A former bank robber crosses paths with a young car thief who encourages him to go back to pulling off heists.

Before Michael Cimino hit Oscar gold with visceral Vietnam War melodrama The Deer Hunter, he directed a little film called Thunderbolt and Lightfoot that starred Clint Eastwood and Jeff Bridges as Thunderbolt and Lightfoot respectively. The former is a veteran thief in hiding who is tracked down by his murderous former partners (George Kennedy and Geoffrey Lewis), while the latter is a reckless small-time crook who starts the film by stealing a used car out of a dealership. They cross paths soon enough and, despite some resistance on Eastwood's part, they gradually warm up to each other.

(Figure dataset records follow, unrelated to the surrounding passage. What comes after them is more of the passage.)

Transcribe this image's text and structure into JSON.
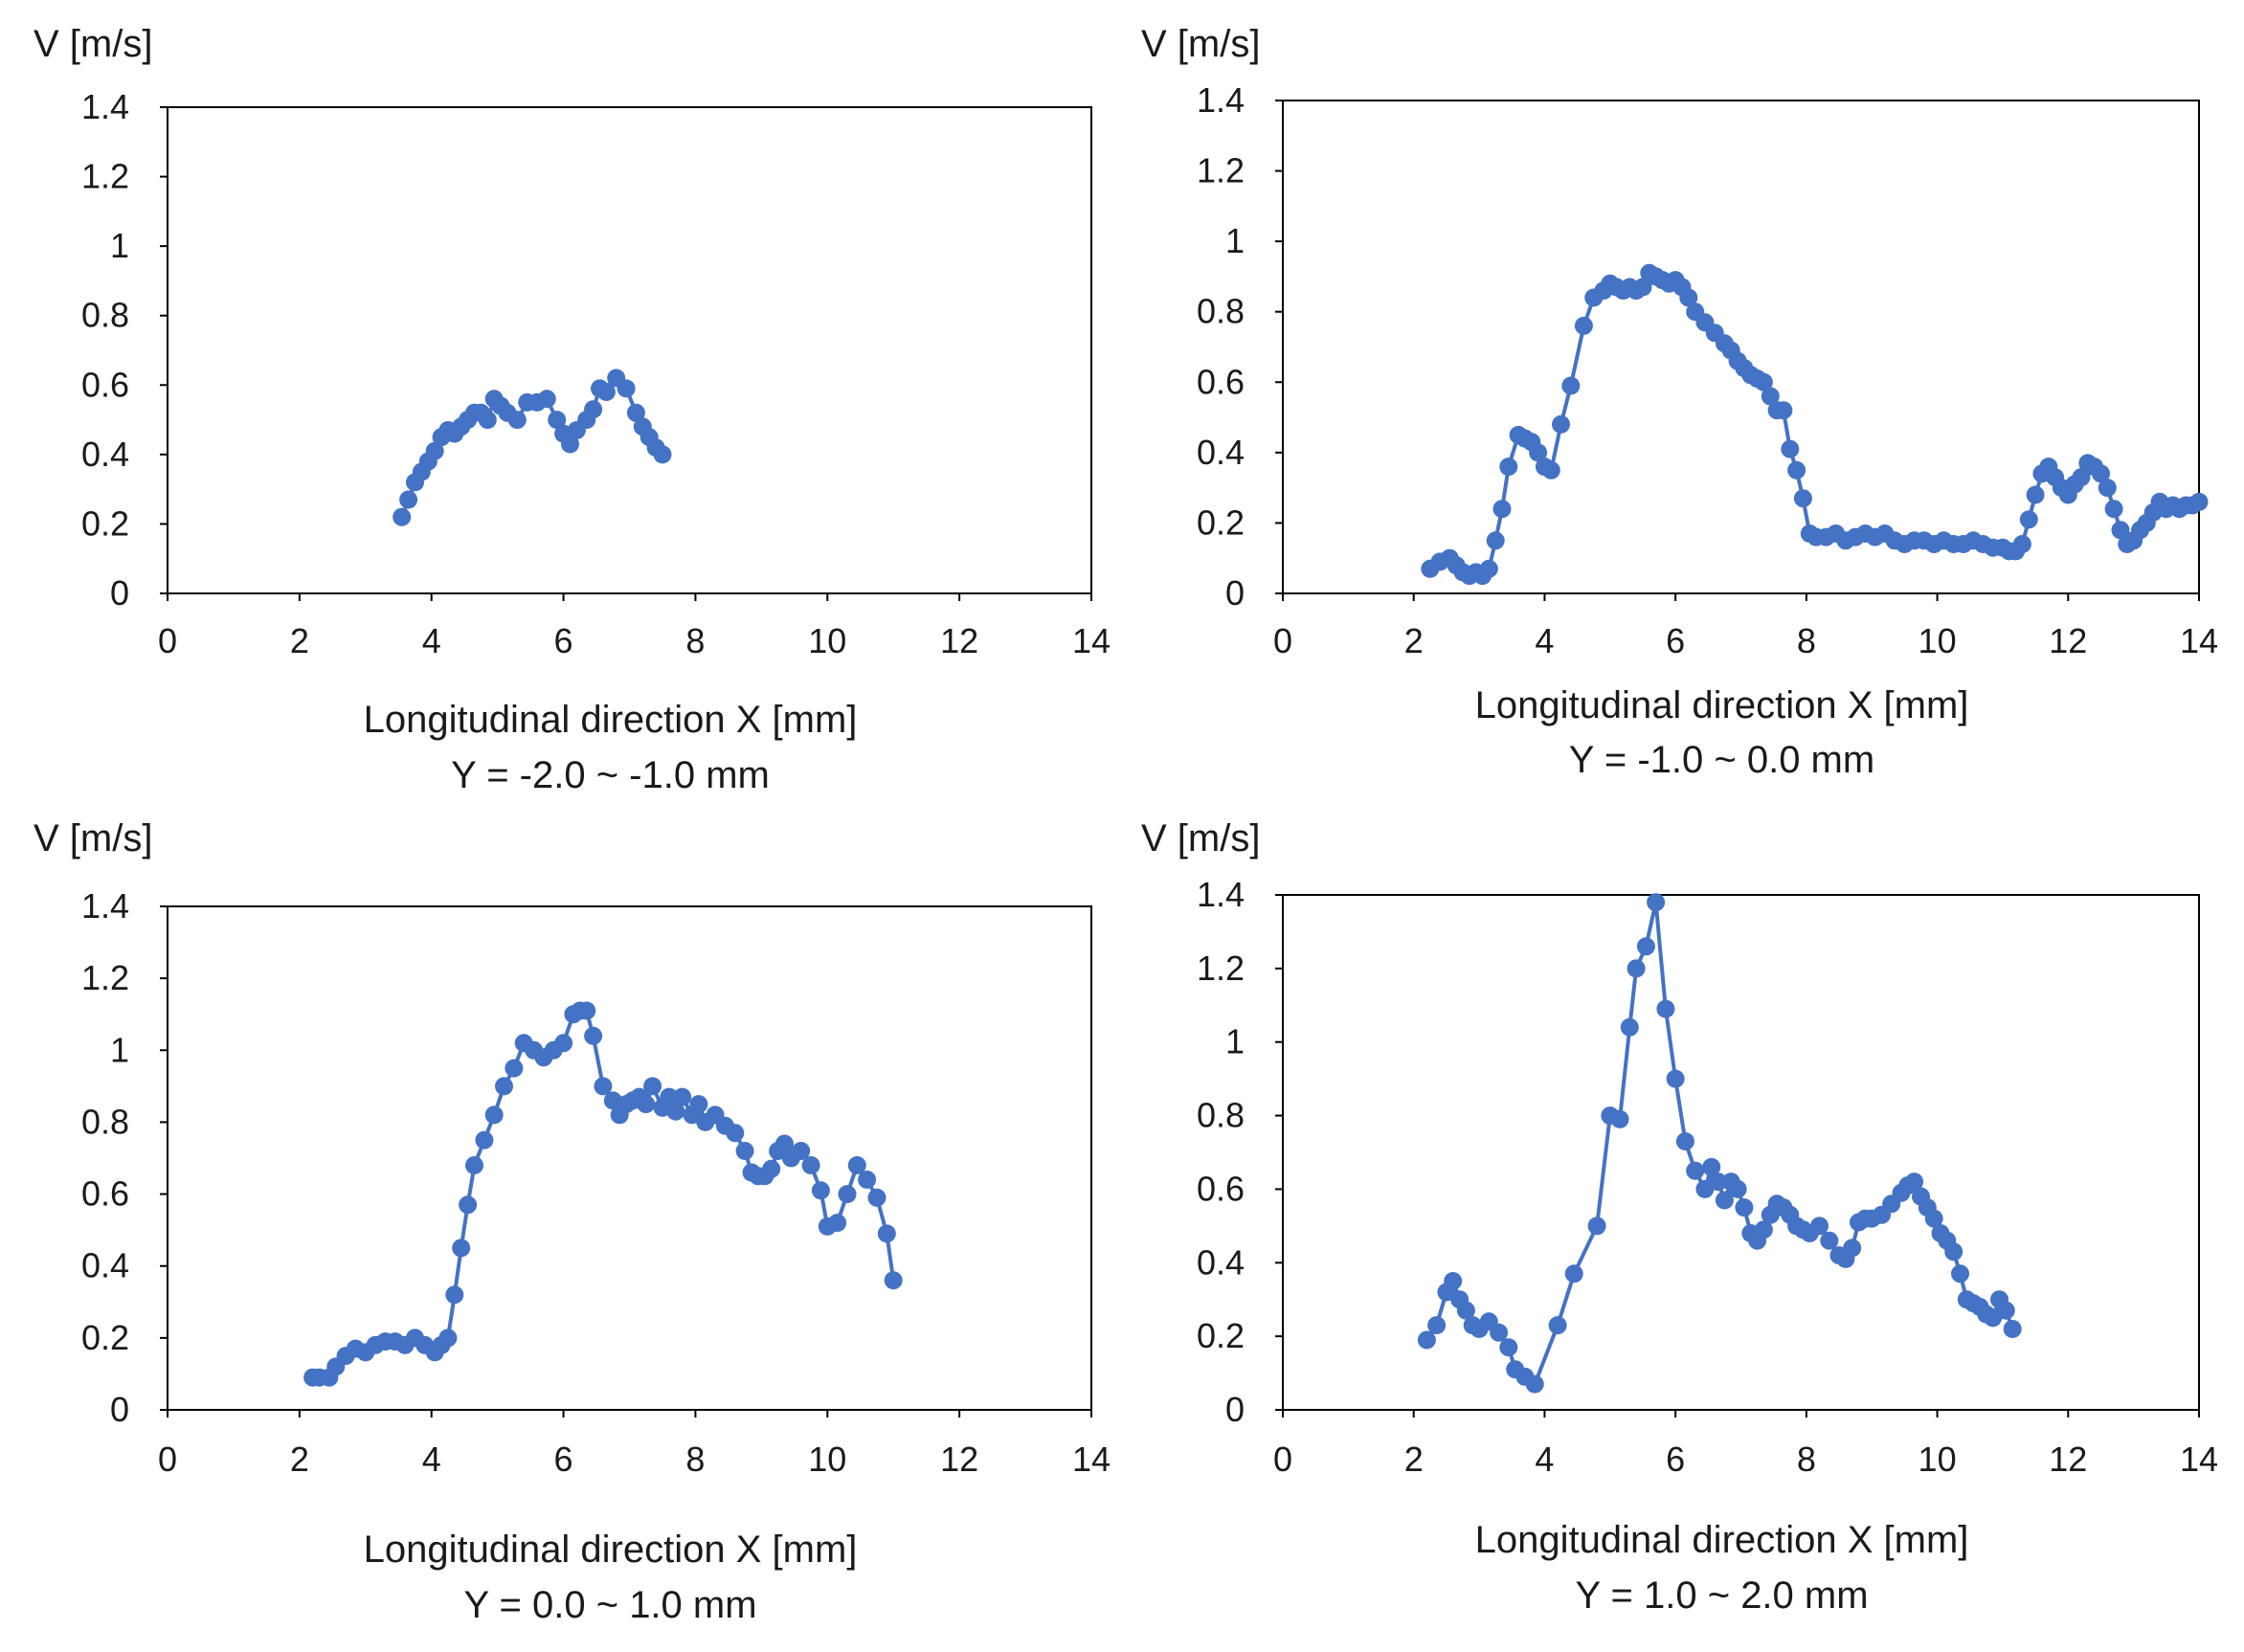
{
  "series_color": "#4472C4",
  "chart_data": [
    {
      "type": "line",
      "marker": "circle",
      "ylabel": "V [m/s]",
      "xlabel": "Longitudinal direction X [mm]",
      "subtitle": "Y = -2.0 ~ -1.0 mm",
      "xlim": [
        0,
        14
      ],
      "ylim": [
        0,
        1.4
      ],
      "xticks": [
        "0",
        "2",
        "4",
        "6",
        "8",
        "10",
        "12",
        "14"
      ],
      "yticks": [
        "0",
        "0.2",
        "0.4",
        "0.6",
        "0.8",
        "1",
        "1.2",
        "1.4"
      ],
      "grid": false,
      "series": [
        {
          "name": "V",
          "x": [
            3.55,
            3.65,
            3.75,
            3.85,
            3.95,
            4.05,
            4.15,
            4.25,
            4.35,
            4.45,
            4.55,
            4.65,
            4.75,
            4.85,
            4.95,
            5.05,
            5.15,
            5.3,
            5.45,
            5.6,
            5.75,
            5.9,
            6.0,
            6.1,
            6.2,
            6.35,
            6.45,
            6.55,
            6.65,
            6.8,
            6.95,
            7.1,
            7.2,
            7.3,
            7.4,
            7.5
          ],
          "y": [
            0.22,
            0.27,
            0.32,
            0.35,
            0.38,
            0.41,
            0.45,
            0.47,
            0.46,
            0.48,
            0.5,
            0.52,
            0.52,
            0.5,
            0.56,
            0.54,
            0.52,
            0.5,
            0.55,
            0.55,
            0.56,
            0.5,
            0.46,
            0.43,
            0.47,
            0.5,
            0.53,
            0.59,
            0.58,
            0.62,
            0.59,
            0.52,
            0.48,
            0.45,
            0.42,
            0.4
          ]
        }
      ]
    },
    {
      "type": "line",
      "marker": "circle",
      "ylabel": "V [m/s]",
      "xlabel": "Longitudinal direction X [mm]",
      "subtitle": "Y = -1.0 ~ 0.0 mm",
      "xlim": [
        0,
        14
      ],
      "ylim": [
        0,
        1.4
      ],
      "xticks": [
        "0",
        "2",
        "4",
        "6",
        "8",
        "10",
        "12",
        "14"
      ],
      "yticks": [
        "0",
        "0.2",
        "0.4",
        "0.6",
        "0.8",
        "1",
        "1.2",
        "1.4"
      ],
      "grid": false,
      "series": [
        {
          "name": "V",
          "x": [
            2.25,
            2.4,
            2.55,
            2.65,
            2.75,
            2.85,
            2.95,
            3.05,
            3.15,
            3.25,
            3.35,
            3.45,
            3.6,
            3.7,
            3.8,
            3.9,
            4.0,
            4.1,
            4.25,
            4.4,
            4.6,
            4.75,
            4.9,
            5.0,
            5.1,
            5.2,
            5.3,
            5.4,
            5.5,
            5.6,
            5.7,
            5.8,
            5.9,
            6.0,
            6.1,
            6.2,
            6.3,
            6.45,
            6.6,
            6.75,
            6.85,
            6.95,
            7.05,
            7.15,
            7.25,
            7.35,
            7.45,
            7.55,
            7.65,
            7.75,
            7.85,
            7.95,
            8.05,
            8.15,
            8.3,
            8.45,
            8.6,
            8.75,
            8.9,
            9.05,
            9.2,
            9.35,
            9.5,
            9.65,
            9.8,
            9.95,
            10.1,
            10.25,
            10.4,
            10.55,
            10.7,
            10.85,
            11.0,
            11.1,
            11.2,
            11.3,
            11.4,
            11.5,
            11.6,
            11.7,
            11.8,
            11.9,
            12.0,
            12.1,
            12.2,
            12.3,
            12.4,
            12.5,
            12.6,
            12.7,
            12.8,
            12.9,
            13.0,
            13.1,
            13.2,
            13.3,
            13.4,
            13.5,
            13.6,
            13.7,
            13.8,
            13.9,
            14.0
          ],
          "y": [
            0.07,
            0.09,
            0.1,
            0.08,
            0.06,
            0.05,
            0.06,
            0.05,
            0.07,
            0.15,
            0.24,
            0.36,
            0.45,
            0.44,
            0.43,
            0.4,
            0.36,
            0.35,
            0.48,
            0.59,
            0.76,
            0.84,
            0.86,
            0.88,
            0.87,
            0.86,
            0.87,
            0.86,
            0.87,
            0.91,
            0.9,
            0.89,
            0.88,
            0.89,
            0.87,
            0.84,
            0.8,
            0.77,
            0.74,
            0.71,
            0.69,
            0.66,
            0.64,
            0.62,
            0.61,
            0.6,
            0.56,
            0.52,
            0.52,
            0.41,
            0.35,
            0.27,
            0.17,
            0.16,
            0.16,
            0.17,
            0.15,
            0.16,
            0.17,
            0.16,
            0.17,
            0.15,
            0.14,
            0.15,
            0.15,
            0.14,
            0.15,
            0.14,
            0.14,
            0.15,
            0.14,
            0.13,
            0.13,
            0.12,
            0.12,
            0.14,
            0.21,
            0.28,
            0.34,
            0.36,
            0.33,
            0.3,
            0.28,
            0.31,
            0.33,
            0.37,
            0.36,
            0.34,
            0.3,
            0.24,
            0.18,
            0.14,
            0.15,
            0.18,
            0.2,
            0.23,
            0.26,
            0.24,
            0.25,
            0.24,
            0.25,
            0.25,
            0.26
          ]
        }
      ]
    },
    {
      "type": "line",
      "marker": "circle",
      "ylabel": "V [m/s]",
      "xlabel": "Longitudinal direction X [mm]",
      "subtitle": "Y = 0.0 ~ 1.0 mm",
      "xlim": [
        0,
        14
      ],
      "ylim": [
        0,
        1.4
      ],
      "xticks": [
        "0",
        "2",
        "4",
        "6",
        "8",
        "10",
        "12",
        "14"
      ],
      "yticks": [
        "0",
        "0.2",
        "0.4",
        "0.6",
        "0.8",
        "1",
        "1.2",
        "1.4"
      ],
      "grid": false,
      "series": [
        {
          "name": "V",
          "x": [
            2.2,
            2.3,
            2.45,
            2.55,
            2.7,
            2.85,
            3.0,
            3.15,
            3.3,
            3.45,
            3.6,
            3.75,
            3.9,
            4.05,
            4.15,
            4.25,
            4.35,
            4.45,
            4.55,
            4.65,
            4.8,
            4.95,
            5.1,
            5.25,
            5.4,
            5.55,
            5.7,
            5.85,
            6.0,
            6.15,
            6.25,
            6.35,
            6.45,
            6.6,
            6.75,
            6.85,
            6.95,
            7.05,
            7.15,
            7.25,
            7.35,
            7.5,
            7.6,
            7.7,
            7.8,
            7.95,
            8.05,
            8.15,
            8.3,
            8.45,
            8.6,
            8.75,
            8.85,
            8.95,
            9.05,
            9.15,
            9.25,
            9.35,
            9.45,
            9.6,
            9.75,
            9.9,
            10.0,
            10.15,
            10.3,
            10.45,
            10.6,
            10.75,
            10.9,
            11.0
          ],
          "y": [
            0.09,
            0.09,
            0.09,
            0.12,
            0.15,
            0.17,
            0.16,
            0.18,
            0.19,
            0.19,
            0.18,
            0.2,
            0.18,
            0.16,
            0.18,
            0.2,
            0.32,
            0.45,
            0.57,
            0.68,
            0.75,
            0.82,
            0.9,
            0.95,
            1.02,
            1.0,
            0.98,
            1.0,
            1.02,
            1.1,
            1.11,
            1.11,
            1.04,
            0.9,
            0.86,
            0.82,
            0.85,
            0.86,
            0.87,
            0.85,
            0.9,
            0.84,
            0.87,
            0.83,
            0.87,
            0.82,
            0.85,
            0.8,
            0.82,
            0.79,
            0.77,
            0.72,
            0.66,
            0.65,
            0.65,
            0.67,
            0.72,
            0.74,
            0.7,
            0.72,
            0.68,
            0.61,
            0.51,
            0.52,
            0.6,
            0.68,
            0.64,
            0.59,
            0.49,
            0.36
          ]
        }
      ]
    },
    {
      "type": "line",
      "marker": "circle",
      "ylabel": "V [m/s]",
      "xlabel": "Longitudinal direction X [mm]",
      "subtitle": "Y = 1.0 ~ 2.0 mm",
      "xlim": [
        0,
        14
      ],
      "ylim": [
        0,
        1.4
      ],
      "xticks": [
        "0",
        "2",
        "4",
        "6",
        "8",
        "10",
        "12",
        "14"
      ],
      "yticks": [
        "0",
        "0.2",
        "0.4",
        "0.6",
        "0.8",
        "1",
        "1.2",
        "1.4"
      ],
      "grid": false,
      "series": [
        {
          "name": "V",
          "x": [
            2.2,
            2.35,
            2.5,
            2.6,
            2.7,
            2.8,
            2.9,
            3.0,
            3.15,
            3.3,
            3.45,
            3.55,
            3.7,
            3.85,
            4.2,
            4.45,
            4.8,
            5.0,
            5.15,
            5.3,
            5.4,
            5.55,
            5.7,
            5.85,
            6.0,
            6.15,
            6.3,
            6.45,
            6.55,
            6.65,
            6.75,
            6.85,
            6.95,
            7.05,
            7.15,
            7.25,
            7.35,
            7.45,
            7.55,
            7.65,
            7.75,
            7.85,
            7.95,
            8.05,
            8.2,
            8.35,
            8.5,
            8.6,
            8.7,
            8.8,
            8.9,
            9.0,
            9.15,
            9.3,
            9.45,
            9.55,
            9.65,
            9.75,
            9.85,
            9.95,
            10.05,
            10.15,
            10.25,
            10.35,
            10.45,
            10.55,
            10.65,
            10.75,
            10.85,
            10.95,
            11.05,
            11.15
          ],
          "y": [
            0.19,
            0.23,
            0.32,
            0.35,
            0.3,
            0.27,
            0.23,
            0.22,
            0.24,
            0.21,
            0.17,
            0.11,
            0.09,
            0.07,
            0.23,
            0.37,
            0.5,
            0.8,
            0.79,
            1.04,
            1.2,
            1.26,
            1.38,
            1.09,
            0.9,
            0.73,
            0.65,
            0.6,
            0.66,
            0.62,
            0.57,
            0.62,
            0.6,
            0.55,
            0.48,
            0.46,
            0.49,
            0.53,
            0.56,
            0.55,
            0.53,
            0.5,
            0.49,
            0.48,
            0.5,
            0.46,
            0.42,
            0.41,
            0.44,
            0.51,
            0.52,
            0.52,
            0.53,
            0.56,
            0.59,
            0.61,
            0.62,
            0.58,
            0.55,
            0.52,
            0.48,
            0.46,
            0.43,
            0.37,
            0.3,
            0.29,
            0.28,
            0.26,
            0.25,
            0.3,
            0.27,
            0.22
          ]
        }
      ]
    }
  ]
}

This makes the film into a typical early-'70s road movie for a good chunk of its running time with all the problems that that entails. I don't deny that there are classics in that regard, but Thunderbolt and Lightfoot definitely doesn't feel like one as it indulges a lot of the usual counterculture road movie clichés with virtually none of the charm. The most egregious example of this is an early example where Bridges manages to rope a couple of rather impressionable women into being one-night-stands for both him and Eastwood, with their treatment being a pretty distinct representation of just how poorly female characters tend to fare in movies of this ilk.

It's only once the duo reunite with Eastwood's former partners to pull off another heist that the film gains any significant structure to its plot, but there's nothing terribly exciting about the heist that they do plan to pull off. The tensions between the main quartet and their distinctive personalities ends up being more watchable than the actual heist itself. Eastwood and Bridges naturally fill out the roles of grizzled pro and fresh-faced upstart respectively; meanwhile, Kennedy proves an incredibly belligerent and antagonistic force of nature even after he gives up on trying to kill Eastwood and sides with him. Though Bonnie and Clyde showed how the road movie could deftly be combined with the heist movie, this doesn't translate into success for Thunderbolt and Lightfoot. The whole thing ends up being a slog for the most part that is only really redeemed by Eastwood and Bridges sharing some decent (but not amazing) chemistry, to say nothing of the odd memorable scene (such the entire sequence that involves the duo hitching a ride with a crazed driver, which might just be the best scene in the film because of how left-field it ends up being). One could just as easily see Thunderbolt and Lightfoot as a cynical attempt to cash in on the success (both critical and commercial) of similarly road-based New Hollywood movies - whatever the case, the film certainly doesn't do enough to justify itself to the contrary.